The new frontrunner for the “most ridiculous music feud of 2013” award goes to Black Keys drummer Patrick Carney and his new arch nemesis, Justin Bieber. It all started when a TMZ reporter interviewed Carney after the Grammys on Feb. 10. when asked what he thought of Bieber not being nominated for anything this year. “He’s rich, right?” Carney replied, adding, “Grammys are for music, not for money, and he’s making a lot of money. I don’t know. He should be happy, I guess.” Evidently, Bieber caught wind of this, and two days later tweeted the meanest thing a Canadian teen idol could possibly say: “the black keys drummer should be slapped around haha.” Still, the sharp sting of a tweeted slap, even one that’s been retweeted over 30 000 times, will most likely be softened by the Black Keys’ three Grammy wins.

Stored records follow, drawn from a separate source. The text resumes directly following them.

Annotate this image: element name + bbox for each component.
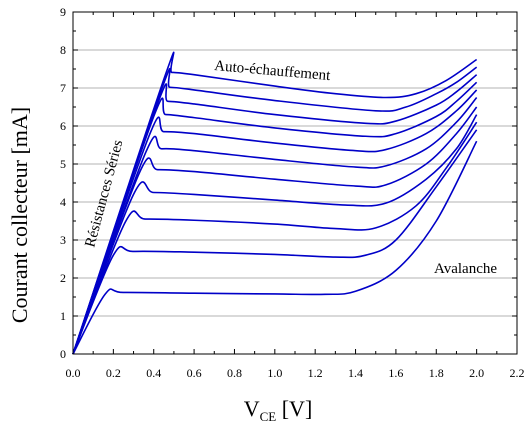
x-axis-title-main: V	[244, 396, 260, 421]
curve-8	[72, 81, 478, 355]
y-tick-label: 4	[60, 195, 66, 209]
x-tick-label: 1.8	[429, 366, 444, 380]
curve-3	[72, 121, 478, 355]
x-tick-label: 0.2	[106, 366, 121, 380]
y-tick-label: 8	[60, 43, 66, 57]
x-axis-title-unit: [V]	[276, 396, 312, 421]
plot-frame	[72, 11, 518, 355]
curve-4	[72, 114, 478, 355]
x-tick-label: 2.2	[510, 366, 525, 380]
x-tick-label: 0.6	[187, 366, 202, 380]
curve-9	[72, 74, 478, 355]
curve-1	[72, 140, 478, 355]
y-tick-label: 6	[60, 119, 66, 133]
curve-6	[72, 96, 478, 355]
y-tick-label: 3	[60, 233, 66, 247]
x-axis-title: VCE [V]	[244, 396, 313, 424]
x-tick-label: 0.8	[227, 366, 242, 380]
curve-7	[72, 89, 478, 355]
annotation-avalanche: Avalanche	[434, 261, 497, 277]
x-tick-label: 1.4	[348, 366, 363, 380]
x-tick-label: 2.0	[469, 366, 484, 380]
y-tick-label: 7	[60, 81, 66, 95]
grid-lines	[73, 49, 517, 317]
ticks	[72, 11, 518, 355]
curve-5	[72, 106, 478, 355]
x-tick-label: 0.0	[66, 366, 81, 380]
y-tick-label: 5	[60, 157, 66, 171]
y-tick-label: 9	[60, 5, 66, 19]
x-tick-label: 1.2	[308, 366, 323, 380]
y-tick-label: 1	[60, 309, 66, 323]
curve-10	[72, 66, 478, 355]
x-axis-title-subscript: CE	[260, 409, 277, 424]
curve-2	[72, 129, 478, 355]
tick-labels: 0 1 2 3 4 5 6 7 8 9 0.0 0.2 0.4 0.6 0.8 1.0 1.2 1.4 1.6 1.8…	[60, 5, 525, 380]
x-tick-label: 1.6	[388, 366, 403, 380]
y-tick-label: 0	[60, 347, 66, 361]
curve-11	[72, 51, 478, 355]
y-axis-title: Courant collecteur [mA]	[7, 107, 32, 323]
x-tick-label: 0.4	[146, 366, 161, 380]
y-tick-label: 2	[60, 271, 66, 285]
curves	[72, 51, 478, 355]
x-tick-label: 1.0	[267, 366, 282, 380]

Well why else would you play Metallica?

In a lengthy piece in Esquire magazine, the man who shot Bin Laden revealed an interesting intimidation tactic his group used: playing Metallica’s music to “soften up” people before the interrogation. Even more interesting is the band’s reaction once they found out. “Metallica got wind of this and they said, ‘Hey, please don’t use our music because we don’t want to promote violence’,” Said the Navy Seal, adding what we’re all thinking at this point: “I thought, Dude, you have an album called Kill ‘Em All.” Luckily for the Seals, a Christian metal band called Demon Hunter was more than willing to help them out, sending CDs and patches to the team. “I wore my Demon Hunter patch on every mission,” the Seal said. “I wore it when I blasted Bin Laden.” Now what could be more metal than that?